Most of the time there's nothing wrong with qualifiers. They're needed and helpful.

It's quite bright out.
The water is too hot.
I"m pretty tired.

But then there's the other side. When qualifiers strip the power from a sentence and make it wishy-washy.

They challenge the validity of your action. Using a qualifier is like throwing up the word 'whoa!' We're charging into the action and then oops, the qualifier stalls you. It makes the sentence weaker--makes the main character less decisive. It steals the thunder from a sentence and leaves you with a paler shadow. Here's an example: 

The rocks crashed down, mostly burying Tootsie under stone.

So she's not completely buried, she's only partly buried? You've qualified the character's suffering and made it less. You've mitigated the action. Let's allow Tootsie to suffer the full jeopardy.

The rocks crashed down, burying Tootsie under stone.

Here's another example of a sort I see over and over:

Jim's broken hand hurt almost as badly as a kick to the balls. 

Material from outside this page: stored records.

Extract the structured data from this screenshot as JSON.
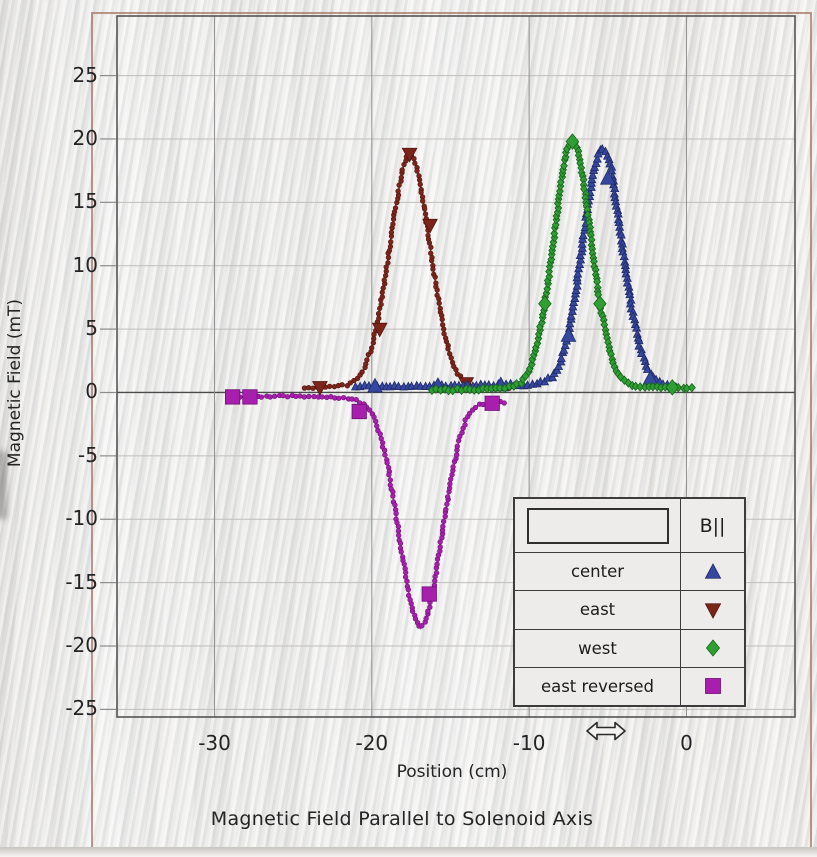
{
  "title": "Magnetic Field Parallel to Solenoid Axis",
  "axes": {
    "xlabel": "Position (cm)",
    "ylabel": "Magnetic Field (mT)"
  },
  "legend": {
    "header": "B||",
    "position": "lower right",
    "entries": [
      {
        "label": "center",
        "marker": "triangle-up",
        "color": "#3647a0",
        "edge": "#1f2a66"
      },
      {
        "label": "east",
        "marker": "triangle-down",
        "color": "#7c241a",
        "edge": "#4f150e"
      },
      {
        "label": "west",
        "marker": "diamond",
        "color": "#2f9e33",
        "edge": "#17641c"
      },
      {
        "label": "east reversed",
        "marker": "square",
        "color": "#a81fae",
        "edge": "#6e0f74"
      }
    ]
  },
  "cursor": {
    "type": "horizontal-resize-arrow"
  },
  "colors": {
    "window_border": "#9e6250",
    "frame": "#4a4a4a",
    "grid_vertical": "#8f8f8f",
    "grid_horizontal": "#c0bebb",
    "zero_line": "#4a4a4a",
    "text": "#242424"
  },
  "chart_data": {
    "type": "scatter",
    "title": "Magnetic Field Parallel to Solenoid Axis",
    "xlabel": "Position (cm)",
    "ylabel": "Magnetic Field (mT)",
    "xlim": [
      -36.2,
      6.9
    ],
    "ylim": [
      -25.6,
      29.7
    ],
    "xticks": [
      -30,
      -20,
      -10,
      0
    ],
    "yticks": [
      -25,
      -20,
      -15,
      -10,
      -5,
      0,
      5,
      10,
      15,
      20,
      25
    ],
    "grid": true,
    "legend_position": "lower right",
    "series": [
      {
        "name": "east",
        "marker": "triangle-down",
        "small_marker": "dot",
        "color": "#7c241a",
        "edge": "#4f150e",
        "points": [
          [
            -24.3,
            0.4
          ],
          [
            -23.5,
            0.4
          ],
          [
            -23,
            0.45
          ],
          [
            -22.5,
            0.45
          ],
          [
            -22,
            0.5
          ],
          [
            -21.5,
            0.6
          ],
          [
            -21,
            1.0
          ],
          [
            -20.5,
            1.8
          ],
          [
            -20,
            3.6
          ],
          [
            -19.5,
            6.4
          ],
          [
            -19,
            10.3
          ],
          [
            -18.5,
            14.6
          ],
          [
            -18,
            17.8
          ],
          [
            -17.8,
            18.5
          ],
          [
            -17.6,
            18.9
          ],
          [
            -17.3,
            18.4
          ],
          [
            -17,
            16.9
          ],
          [
            -16.5,
            13.2
          ],
          [
            -16,
            9.0
          ],
          [
            -15.5,
            5.3
          ],
          [
            -15,
            2.8
          ],
          [
            -14.5,
            1.4
          ],
          [
            -14,
            0.7
          ],
          [
            -13.5,
            0.45
          ],
          [
            -13,
            0.4
          ],
          [
            -12.5,
            0.35
          ],
          [
            -12,
            0.3
          ],
          [
            -11.3,
            0.3
          ]
        ],
        "big_markers": [
          [
            -23.3,
            0.4
          ],
          [
            -19.5,
            5.0
          ],
          [
            -17.6,
            18.8
          ],
          [
            -16.3,
            13.2
          ],
          [
            -14.0,
            0.7
          ]
        ]
      },
      {
        "name": "center",
        "marker": "triangle-up",
        "small_marker": "triangle-up",
        "color": "#3647a0",
        "edge": "#1f2a66",
        "points": [
          [
            -21,
            0.5
          ],
          [
            -20,
            0.5
          ],
          [
            -19,
            0.5
          ],
          [
            -18,
            0.5
          ],
          [
            -17,
            0.5
          ],
          [
            -16,
            0.5
          ],
          [
            -15,
            0.55
          ],
          [
            -14,
            0.55
          ],
          [
            -13,
            0.6
          ],
          [
            -12,
            0.6
          ],
          [
            -11,
            0.65
          ],
          [
            -10.5,
            0.6
          ],
          [
            -10,
            0.6
          ],
          [
            -9.5,
            0.7
          ],
          [
            -9,
            0.9
          ],
          [
            -8.5,
            1.3
          ],
          [
            -8,
            2.5
          ],
          [
            -7.5,
            4.6
          ],
          [
            -7,
            8.3
          ],
          [
            -6.5,
            12.7
          ],
          [
            -6,
            16.8
          ],
          [
            -5.6,
            18.9
          ],
          [
            -5.35,
            19.3
          ],
          [
            -5.1,
            19.0
          ],
          [
            -4.8,
            17.8
          ],
          [
            -4.5,
            15.3
          ],
          [
            -4,
            10.9
          ],
          [
            -3.5,
            6.8
          ],
          [
            -3,
            3.7
          ],
          [
            -2.5,
            1.9
          ],
          [
            -2,
            1.0
          ],
          [
            -1.5,
            0.7
          ],
          [
            -1,
            0.6
          ],
          [
            -0.6,
            0.5
          ]
        ],
        "big_markers": [
          [
            -19.8,
            0.5
          ],
          [
            -15.8,
            0.55
          ],
          [
            -11.8,
            0.6
          ],
          [
            -7.5,
            4.5
          ],
          [
            -5.0,
            16.9
          ],
          [
            -2.3,
            1.1
          ]
        ]
      },
      {
        "name": "west",
        "marker": "diamond",
        "small_marker": "diamond",
        "color": "#2f9e33",
        "edge": "#17641c",
        "points": [
          [
            -16.2,
            0.2
          ],
          [
            -15,
            0.2
          ],
          [
            -14,
            0.25
          ],
          [
            -13,
            0.25
          ],
          [
            -12,
            0.3
          ],
          [
            -11,
            0.5
          ],
          [
            -10.5,
            0.8
          ],
          [
            -10,
            1.7
          ],
          [
            -9.5,
            3.7
          ],
          [
            -9,
            7.0
          ],
          [
            -8.5,
            11.6
          ],
          [
            -8,
            16.3
          ],
          [
            -7.6,
            19.2
          ],
          [
            -7.25,
            19.9
          ],
          [
            -6.9,
            19.2
          ],
          [
            -6.5,
            16.3
          ],
          [
            -6,
            11.6
          ],
          [
            -5.5,
            7.0
          ],
          [
            -5,
            3.9
          ],
          [
            -4.5,
            1.8
          ],
          [
            -4,
            0.9
          ],
          [
            -3.5,
            0.6
          ],
          [
            -3,
            0.5
          ],
          [
            -2.5,
            0.45
          ],
          [
            -2,
            0.45
          ],
          [
            -1.5,
            0.4
          ],
          [
            -1,
            0.4
          ],
          [
            -0.5,
            0.4
          ],
          [
            0,
            0.4
          ],
          [
            0.5,
            0.35
          ]
        ],
        "big_markers": [
          [
            -9.0,
            7.0
          ],
          [
            -7.25,
            19.8
          ],
          [
            -5.5,
            7.0
          ],
          [
            -0.9,
            0.4
          ]
        ]
      },
      {
        "name": "east reversed",
        "marker": "square",
        "small_marker": "dot",
        "color": "#a81fae",
        "edge": "#6e0f74",
        "points": [
          [
            -28.9,
            -0.35
          ],
          [
            -28,
            -0.35
          ],
          [
            -27,
            -0.3
          ],
          [
            -26,
            -0.3
          ],
          [
            -25,
            -0.3
          ],
          [
            -24,
            -0.3
          ],
          [
            -23,
            -0.35
          ],
          [
            -22,
            -0.4
          ],
          [
            -21.5,
            -0.45
          ],
          [
            -21,
            -0.6
          ],
          [
            -20.5,
            -0.9
          ],
          [
            -20,
            -1.6
          ],
          [
            -19.5,
            -3.2
          ],
          [
            -19,
            -5.7
          ],
          [
            -18.5,
            -9.3
          ],
          [
            -18,
            -13.4
          ],
          [
            -17.5,
            -16.8
          ],
          [
            -17.1,
            -18.3
          ],
          [
            -16.9,
            -18.6
          ],
          [
            -16.6,
            -18.1
          ],
          [
            -16.3,
            -16.7
          ],
          [
            -16,
            -14.9
          ],
          [
            -15.5,
            -10.9
          ],
          [
            -15,
            -7.1
          ],
          [
            -14.5,
            -4.0
          ],
          [
            -14,
            -2.1
          ],
          [
            -13.5,
            -1.2
          ],
          [
            -13,
            -0.9
          ],
          [
            -12.5,
            -0.85
          ],
          [
            -12,
            -0.8
          ],
          [
            -11.5,
            -0.75
          ]
        ],
        "big_markers": [
          [
            -28.85,
            -0.35
          ],
          [
            -27.75,
            -0.35
          ],
          [
            -20.8,
            -1.5
          ],
          [
            -16.35,
            -15.9
          ],
          [
            -12.35,
            -0.85
          ]
        ]
      }
    ]
  }
}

This qualifies Jim's pain and makes less of it. Why are you being so nice to Jim? An MC has to suffer. Give poor Jim the full effect and to hell with the qualifying. Be bold. Be decisive. Have strong sentences.

Jim's broken hand hurt like a kick to the balls.

Here's a little something I could have used for the title of this post:

Qualifiers might weaken your sentence. 

Obviously every qualifier isn't going to ruin a sentence. But this one might. (hehe!) Which title carries more power, makes a reader more interested? Which title works better? I think you know!

Another culprit that can do the same damage is the word 'seem.' Seem says this could be what's happening, but ... meh ... maybe not. It does the same as a qualifier and robs strength from the sentence.

Peggy seemed to be pale and her skin clammy.

Seemed to be? Don't be a wimp. Give Peggy the full Monty. She deserves to suffer. That's true conflict. That's real urgency.

Peggy was pale and her skin clammy. 

What if the Go Go's said We Sometimes Got the Beat? What if the Beatles said I Often Want to Hold Your Hand? Queen didn't go with We're Sort of the Champions.

Not every qualifier has to go. But if they slow down the action and make your sentences wishy-washy, they're hurting the effectiveness of your writing.

Pick and choose when qualifiers are necessary and when they rob your sentence of punch. 

Got a qualifier confession? Which qualifiers trip you?


  1. Very useful information for every writer! Qualifiers were like little termites in my manuscript, until I was taught how to pick up on them. Thanks for sharing, Michelle.

  2. Excellent points!!! I especially liked the song examples, hilarious and very effective. I can't wait to share with my Bayou Writer's Club. Great job.